Why does water drain out of your nose hours after surfing?
After a recent shore break-y day at Blacks, water up the nose has been in my mind. You know the deal: a few hours after a session, you’re at work or leaning over to grab your keys, and suddenly a small ocean drains out of your face, to the shock and horror of non-surfers. The volume is honestly too much to explain sometimes.
Behind your face are four pairs of air-filled cavities called the paranasal sinuses: maxillary under each cheekbone, frontal above the eyebrows, ethmoid between the eyes, and sphenoid tucked deep behind the nose. Each is lined with mucus and tiny hairs called cilia that constantly sweep debris toward the throat. They connect to the nasal cavity through small openings called ostia, typically 1 to 4 mm wide, about the width of a wooden pencil tip.

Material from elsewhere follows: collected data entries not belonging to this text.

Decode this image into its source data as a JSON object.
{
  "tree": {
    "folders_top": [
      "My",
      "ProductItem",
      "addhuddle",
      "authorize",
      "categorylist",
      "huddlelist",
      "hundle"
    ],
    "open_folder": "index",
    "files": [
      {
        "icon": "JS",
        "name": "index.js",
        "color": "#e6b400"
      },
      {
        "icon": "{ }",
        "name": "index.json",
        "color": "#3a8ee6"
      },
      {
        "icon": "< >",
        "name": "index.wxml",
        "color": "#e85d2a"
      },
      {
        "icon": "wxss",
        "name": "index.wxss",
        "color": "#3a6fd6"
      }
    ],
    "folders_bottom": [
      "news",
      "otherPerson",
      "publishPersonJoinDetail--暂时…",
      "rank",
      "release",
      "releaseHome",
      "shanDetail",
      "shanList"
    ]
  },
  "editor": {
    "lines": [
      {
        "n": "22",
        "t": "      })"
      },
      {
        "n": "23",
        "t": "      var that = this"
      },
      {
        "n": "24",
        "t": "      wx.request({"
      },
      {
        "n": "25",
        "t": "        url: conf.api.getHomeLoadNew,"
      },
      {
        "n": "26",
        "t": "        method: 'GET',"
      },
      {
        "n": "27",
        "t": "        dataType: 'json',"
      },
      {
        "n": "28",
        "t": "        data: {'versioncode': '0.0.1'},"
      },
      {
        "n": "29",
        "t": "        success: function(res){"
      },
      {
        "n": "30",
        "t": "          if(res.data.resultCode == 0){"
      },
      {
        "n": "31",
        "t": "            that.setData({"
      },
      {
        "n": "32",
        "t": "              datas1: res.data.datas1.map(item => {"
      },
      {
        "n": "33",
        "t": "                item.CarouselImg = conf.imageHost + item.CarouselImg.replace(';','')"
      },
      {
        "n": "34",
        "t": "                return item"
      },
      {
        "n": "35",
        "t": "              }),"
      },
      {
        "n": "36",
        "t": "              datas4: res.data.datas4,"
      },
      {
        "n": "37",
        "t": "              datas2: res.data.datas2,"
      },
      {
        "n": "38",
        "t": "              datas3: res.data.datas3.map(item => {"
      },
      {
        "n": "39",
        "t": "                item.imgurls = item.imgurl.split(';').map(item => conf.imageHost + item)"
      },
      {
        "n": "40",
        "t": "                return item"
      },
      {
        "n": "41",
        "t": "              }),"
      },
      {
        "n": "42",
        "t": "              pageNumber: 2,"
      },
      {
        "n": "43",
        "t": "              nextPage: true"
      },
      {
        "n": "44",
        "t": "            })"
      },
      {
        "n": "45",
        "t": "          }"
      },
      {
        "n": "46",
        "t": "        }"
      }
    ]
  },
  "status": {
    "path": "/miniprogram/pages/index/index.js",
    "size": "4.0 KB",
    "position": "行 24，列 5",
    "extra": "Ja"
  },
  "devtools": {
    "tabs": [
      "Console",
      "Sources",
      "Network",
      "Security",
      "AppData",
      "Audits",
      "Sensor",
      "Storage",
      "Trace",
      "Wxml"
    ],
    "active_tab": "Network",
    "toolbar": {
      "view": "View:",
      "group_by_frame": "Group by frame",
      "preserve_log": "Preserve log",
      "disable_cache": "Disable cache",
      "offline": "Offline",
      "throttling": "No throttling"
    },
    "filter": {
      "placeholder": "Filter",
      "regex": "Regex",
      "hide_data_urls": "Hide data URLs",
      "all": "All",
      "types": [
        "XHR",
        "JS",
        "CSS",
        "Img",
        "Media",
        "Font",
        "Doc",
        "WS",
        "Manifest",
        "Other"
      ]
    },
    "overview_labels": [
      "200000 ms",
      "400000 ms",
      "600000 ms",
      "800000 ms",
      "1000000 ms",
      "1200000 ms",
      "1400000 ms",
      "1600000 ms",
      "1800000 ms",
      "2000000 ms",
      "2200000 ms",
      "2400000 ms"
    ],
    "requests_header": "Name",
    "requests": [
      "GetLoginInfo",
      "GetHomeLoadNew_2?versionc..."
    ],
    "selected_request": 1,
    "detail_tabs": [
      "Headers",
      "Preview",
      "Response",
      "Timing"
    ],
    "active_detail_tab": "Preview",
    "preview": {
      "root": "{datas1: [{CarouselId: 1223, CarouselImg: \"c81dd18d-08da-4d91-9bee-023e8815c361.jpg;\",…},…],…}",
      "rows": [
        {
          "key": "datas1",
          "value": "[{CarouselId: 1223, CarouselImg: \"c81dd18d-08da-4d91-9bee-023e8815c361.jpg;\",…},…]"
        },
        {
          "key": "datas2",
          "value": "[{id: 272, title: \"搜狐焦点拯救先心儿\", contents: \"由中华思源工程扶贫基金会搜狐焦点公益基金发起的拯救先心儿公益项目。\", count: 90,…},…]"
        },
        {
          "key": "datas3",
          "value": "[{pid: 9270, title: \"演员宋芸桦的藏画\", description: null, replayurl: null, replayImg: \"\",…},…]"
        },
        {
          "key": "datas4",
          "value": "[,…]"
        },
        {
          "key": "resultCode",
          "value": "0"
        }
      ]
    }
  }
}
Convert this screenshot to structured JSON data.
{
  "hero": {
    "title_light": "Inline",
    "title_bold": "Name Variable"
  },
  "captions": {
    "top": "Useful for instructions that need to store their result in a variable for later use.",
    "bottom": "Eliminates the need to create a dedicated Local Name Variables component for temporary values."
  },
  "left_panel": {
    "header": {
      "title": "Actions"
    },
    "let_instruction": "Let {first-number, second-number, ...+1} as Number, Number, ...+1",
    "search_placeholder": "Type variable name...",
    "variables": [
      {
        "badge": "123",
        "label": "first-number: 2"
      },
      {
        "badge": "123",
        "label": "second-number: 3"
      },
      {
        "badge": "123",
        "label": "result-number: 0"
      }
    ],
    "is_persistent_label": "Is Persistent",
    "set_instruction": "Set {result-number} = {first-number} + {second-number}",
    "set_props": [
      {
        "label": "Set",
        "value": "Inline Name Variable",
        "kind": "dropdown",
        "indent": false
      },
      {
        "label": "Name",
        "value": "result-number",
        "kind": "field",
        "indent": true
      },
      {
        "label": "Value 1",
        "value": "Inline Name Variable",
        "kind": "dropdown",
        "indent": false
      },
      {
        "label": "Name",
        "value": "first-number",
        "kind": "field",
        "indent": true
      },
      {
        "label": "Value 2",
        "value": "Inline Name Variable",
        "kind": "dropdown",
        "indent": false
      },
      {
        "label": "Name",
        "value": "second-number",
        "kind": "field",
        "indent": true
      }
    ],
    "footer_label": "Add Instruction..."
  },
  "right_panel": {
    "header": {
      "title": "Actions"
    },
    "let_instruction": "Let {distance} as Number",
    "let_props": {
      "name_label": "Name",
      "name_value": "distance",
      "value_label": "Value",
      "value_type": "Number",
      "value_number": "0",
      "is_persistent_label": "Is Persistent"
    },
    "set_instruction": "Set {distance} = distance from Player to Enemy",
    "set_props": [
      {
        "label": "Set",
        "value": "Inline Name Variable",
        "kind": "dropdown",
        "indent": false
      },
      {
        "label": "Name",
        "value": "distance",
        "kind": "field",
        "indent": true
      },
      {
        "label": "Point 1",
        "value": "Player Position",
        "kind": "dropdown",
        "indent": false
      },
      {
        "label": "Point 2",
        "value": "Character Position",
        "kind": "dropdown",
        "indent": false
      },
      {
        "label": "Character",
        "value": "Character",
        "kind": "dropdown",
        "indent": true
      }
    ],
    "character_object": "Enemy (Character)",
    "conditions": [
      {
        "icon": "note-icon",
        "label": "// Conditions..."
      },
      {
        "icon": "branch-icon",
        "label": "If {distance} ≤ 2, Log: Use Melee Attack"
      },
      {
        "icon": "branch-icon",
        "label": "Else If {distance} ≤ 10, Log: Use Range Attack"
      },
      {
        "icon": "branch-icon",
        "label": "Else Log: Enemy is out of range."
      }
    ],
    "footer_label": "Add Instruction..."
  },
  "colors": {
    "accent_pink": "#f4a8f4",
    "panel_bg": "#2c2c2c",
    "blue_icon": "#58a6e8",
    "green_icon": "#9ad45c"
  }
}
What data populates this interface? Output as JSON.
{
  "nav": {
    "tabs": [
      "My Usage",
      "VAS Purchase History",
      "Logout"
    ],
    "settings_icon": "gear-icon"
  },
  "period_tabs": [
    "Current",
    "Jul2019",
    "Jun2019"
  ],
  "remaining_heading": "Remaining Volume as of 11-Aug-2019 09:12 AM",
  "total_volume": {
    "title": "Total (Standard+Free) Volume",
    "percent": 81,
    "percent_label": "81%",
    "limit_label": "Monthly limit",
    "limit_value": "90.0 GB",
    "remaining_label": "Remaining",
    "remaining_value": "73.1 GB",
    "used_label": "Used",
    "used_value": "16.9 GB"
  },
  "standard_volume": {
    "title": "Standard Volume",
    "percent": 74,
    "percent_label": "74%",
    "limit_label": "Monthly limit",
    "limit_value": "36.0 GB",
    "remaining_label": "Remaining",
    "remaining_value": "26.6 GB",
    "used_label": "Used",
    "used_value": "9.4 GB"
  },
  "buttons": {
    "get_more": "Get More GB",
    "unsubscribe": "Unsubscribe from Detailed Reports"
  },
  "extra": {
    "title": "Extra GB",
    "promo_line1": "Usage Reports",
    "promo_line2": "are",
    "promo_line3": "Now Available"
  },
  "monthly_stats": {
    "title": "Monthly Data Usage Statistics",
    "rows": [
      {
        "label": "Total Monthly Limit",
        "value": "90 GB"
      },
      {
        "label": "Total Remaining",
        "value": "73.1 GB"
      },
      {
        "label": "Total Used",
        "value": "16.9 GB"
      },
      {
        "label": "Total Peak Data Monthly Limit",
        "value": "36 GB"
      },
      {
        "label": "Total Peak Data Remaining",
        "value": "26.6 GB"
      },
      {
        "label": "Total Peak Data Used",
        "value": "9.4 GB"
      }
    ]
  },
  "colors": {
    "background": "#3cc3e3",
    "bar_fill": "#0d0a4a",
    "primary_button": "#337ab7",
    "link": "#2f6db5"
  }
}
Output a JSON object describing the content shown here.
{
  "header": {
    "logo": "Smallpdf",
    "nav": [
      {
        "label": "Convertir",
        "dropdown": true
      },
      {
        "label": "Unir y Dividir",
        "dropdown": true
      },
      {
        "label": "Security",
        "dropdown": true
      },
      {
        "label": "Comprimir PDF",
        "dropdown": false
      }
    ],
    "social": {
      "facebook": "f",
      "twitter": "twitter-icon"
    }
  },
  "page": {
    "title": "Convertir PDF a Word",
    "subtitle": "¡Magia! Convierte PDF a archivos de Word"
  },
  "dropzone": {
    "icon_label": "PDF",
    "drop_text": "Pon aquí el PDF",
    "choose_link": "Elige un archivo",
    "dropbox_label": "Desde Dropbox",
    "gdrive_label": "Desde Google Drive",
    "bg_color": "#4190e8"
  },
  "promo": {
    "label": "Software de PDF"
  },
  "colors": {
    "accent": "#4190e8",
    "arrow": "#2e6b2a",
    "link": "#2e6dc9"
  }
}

The maxillary sinus is the biggest of the four, roughly walnut-sized, and its drainage ostium sits not at the bottom of the cavity but near the top of the medial wall. The official medical phrasing is “poorly positioned for free drainage.” The frontal sinus is the other troublemaker, with what the literature calls the most complex and variable drainage of any paranasal sinus, routing everything through a twisting frontonasal duct before it can reach the nose. Basically, the drains are on the ceiling for both of these.
Physics is a pesky part of this problem as well. Water in a tube only a few millimeters across forms a concave meniscus, the molecules at the surface clinging to the walls and to each other strongly enough to support the column’s weight. The effect is called capillary action, and it’s the same mechanism that lets paper towels wick up spilled coffee against gravity. In your sinus ostia, it creates an air lock, preventing gravity from clearing the last close out.

At roughly 3.5% salinity, seawater is nearly four times saltier than the fluid in your tissues, hypertonic enough to pull water out of mucosal cells and stress the lining on contact. Cold makes this even worse, triggering vasodilation and a rush of mucus in the sinuses. The lining swells, narrowing the ostia further, sometimes closing them completely. The already small exit gets clamped down, and the water sits awaiting an awkward moment to emerge.
Eventually something tips the balance, often the first or second inversion of the day. Maybe you bend over to towel off your feet and the head angle finally beats the meniscus. Maybe the swelling subsides after an hour or two. Or maybe a sneeze creates enough pressure to break the seal on an unsuspecting guest. Around 35% of swimmers report nasal congestion after a session, and the timing of release is mostly unpredictable. The phenomenon is recognized enough that ENTs have a name for the chronic version, “swimmer’s sinusitis.”
Our sinuses evolved for breathing air, warming and humidifying it on the way to the lungs, with the mucus-and-cilia system handling the occasional bit of dust. Repeated head-first dunks in cold salt water came along later, and the design hasn’t caught up.